Well, in theory. The issue is that with huge unemployment, people may be too scared to move. It might be easy to find people to take their place. At the very least, you may get younger people with no kids and no plans for kids, although they might need some of that training you’re refusing to give.

It just makes no long term sense. To get the best from people, to gain their loyalty and trust, to get them to go that extra mile, you have to treat them with respect and acknowledge that they have rights. Without this, your turnover is going to be higher and you’ll get people who do the bare minimum, because if you aren’t giving them anything above a salary, they won’t give you anything extra either. And that’s just plain stupid. A bit like these plans.

Wolf at the Door

Alison Wolf has published her report into further education and it’s pretty refreshing. Not only does she criticise FE institutions for piling on a load of qualifications that don’t mean anything in real ‘job’ terms because they get paid by how many qualifications they put students through, she also focuses on apprenticeships and how useful they can be to both employer and teenager.

There’s a couple of things that seem a bit odd – the removal of the work experience requirement between the ages of 14 and 16 because of lack of placements appears to me to have another solution – make businesses offer placements – and asking kids of 14 to make the life-altering choice of whether they continue in academia or go to a technical school is quite pressured. Who the hell knows what they want at 14? What if they haven’t been taught the thing that they might be amazing at, like philosophy or psychology? Do they risk being labeled a thicko if they choose the technical school because they want to be a social worker? And isn’t academia kinda about academia rather than getting a job?

But these are essentially subjective questions. Each teenager is going to be different, and I like that she has recommended that people can go to the higher education they felt they missed out on later in life if they change their mind.

I also agree that English and Maths should be studied for as long as possible – but probably not in an academic way. English and Maths GCSE are, quite frankly, of no real use in the ‘real world’ – yes, reading is awesome and should be encouraged, and yes, ratios and fractions are handy for simple things like cooking, but not many people need algebra in their daily routine. Do you need to know about Sine and Cosine in your day job? I know that I use some stuff I learned in English GCSE in my day job, but I work in communications and I need to know about language – and even I don’t say Caesura, I say pause in the speech, because that’s more understandable.

What they should be taught, as these are life skills, are mental arithmatic – how to calculate the tip on a bill, what it means if you’re getting something for 20% off – and spelling and grammar, because if one more person uses ‘you’re’ instead of ‘your’, I might flip out.
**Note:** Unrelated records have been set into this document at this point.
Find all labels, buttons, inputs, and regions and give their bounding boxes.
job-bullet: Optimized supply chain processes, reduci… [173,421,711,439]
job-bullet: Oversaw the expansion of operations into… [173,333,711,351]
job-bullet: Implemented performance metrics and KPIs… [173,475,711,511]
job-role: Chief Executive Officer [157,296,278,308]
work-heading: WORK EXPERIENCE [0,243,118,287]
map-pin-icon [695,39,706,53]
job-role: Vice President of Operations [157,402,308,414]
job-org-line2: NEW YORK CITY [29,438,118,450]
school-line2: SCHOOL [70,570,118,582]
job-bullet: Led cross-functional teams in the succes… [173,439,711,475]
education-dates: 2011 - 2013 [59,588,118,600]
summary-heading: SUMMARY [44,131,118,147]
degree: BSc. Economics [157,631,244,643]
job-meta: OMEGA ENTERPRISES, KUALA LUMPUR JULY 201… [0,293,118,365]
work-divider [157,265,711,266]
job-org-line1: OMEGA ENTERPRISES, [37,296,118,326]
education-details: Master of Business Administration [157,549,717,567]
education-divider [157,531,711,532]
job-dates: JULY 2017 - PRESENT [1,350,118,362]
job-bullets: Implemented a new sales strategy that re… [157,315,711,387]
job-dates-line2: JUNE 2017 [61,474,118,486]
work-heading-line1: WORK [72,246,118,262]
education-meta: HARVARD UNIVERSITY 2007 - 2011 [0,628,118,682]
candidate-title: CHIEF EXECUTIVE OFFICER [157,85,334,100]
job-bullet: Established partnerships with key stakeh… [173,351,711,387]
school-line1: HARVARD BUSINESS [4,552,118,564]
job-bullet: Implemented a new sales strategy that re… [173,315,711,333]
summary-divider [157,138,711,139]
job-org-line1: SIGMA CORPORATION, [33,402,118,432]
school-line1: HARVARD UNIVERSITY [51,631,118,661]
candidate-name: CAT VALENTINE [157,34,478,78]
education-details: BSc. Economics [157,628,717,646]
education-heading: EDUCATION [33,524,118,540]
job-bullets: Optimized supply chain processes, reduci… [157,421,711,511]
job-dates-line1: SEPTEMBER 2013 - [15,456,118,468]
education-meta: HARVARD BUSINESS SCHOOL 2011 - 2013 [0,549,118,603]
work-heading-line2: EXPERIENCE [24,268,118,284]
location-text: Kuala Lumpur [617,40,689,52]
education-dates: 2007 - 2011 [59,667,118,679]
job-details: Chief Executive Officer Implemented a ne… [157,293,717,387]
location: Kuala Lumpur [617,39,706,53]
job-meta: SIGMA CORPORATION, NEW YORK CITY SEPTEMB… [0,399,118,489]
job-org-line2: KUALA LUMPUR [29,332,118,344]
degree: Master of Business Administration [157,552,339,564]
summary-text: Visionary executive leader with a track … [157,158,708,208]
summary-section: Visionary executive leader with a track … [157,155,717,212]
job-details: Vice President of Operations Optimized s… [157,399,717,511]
Spelling and grammar not only gives others a better impression of you, they make what you say more understandable, and they create less work for me! I think grammar should be compulsory until they can write an essay using the correct forms of its and it’s.

But I digress, for I  am a bit crazy about grammar. Sorting out the technical and vocational further education in this country seems emminently sensible, as we need highly skilled plumbers, electricians, engineers, carpenters and metalworkers. We also need social workers, nurses, teaching assistants and hairdressers. And teenagers need jobs. It makes sense to give young people the skills they need to supply us with services we need, because that’s how the world works. They get paid, we get nice hair and cupboards, and thus the world keeps turning. Academia is not for everyone – I bloody hated it, apart from the leisure time in which to drink, but what I wanted to do wasn’t technical or a vocation, so off I had to go to Uni.

I just really hope this doesn’t lead to a whole bunch of Tories like this one, sniggering about how they don’t need the French of Moliere, they need the French of business. What a fucking wanker.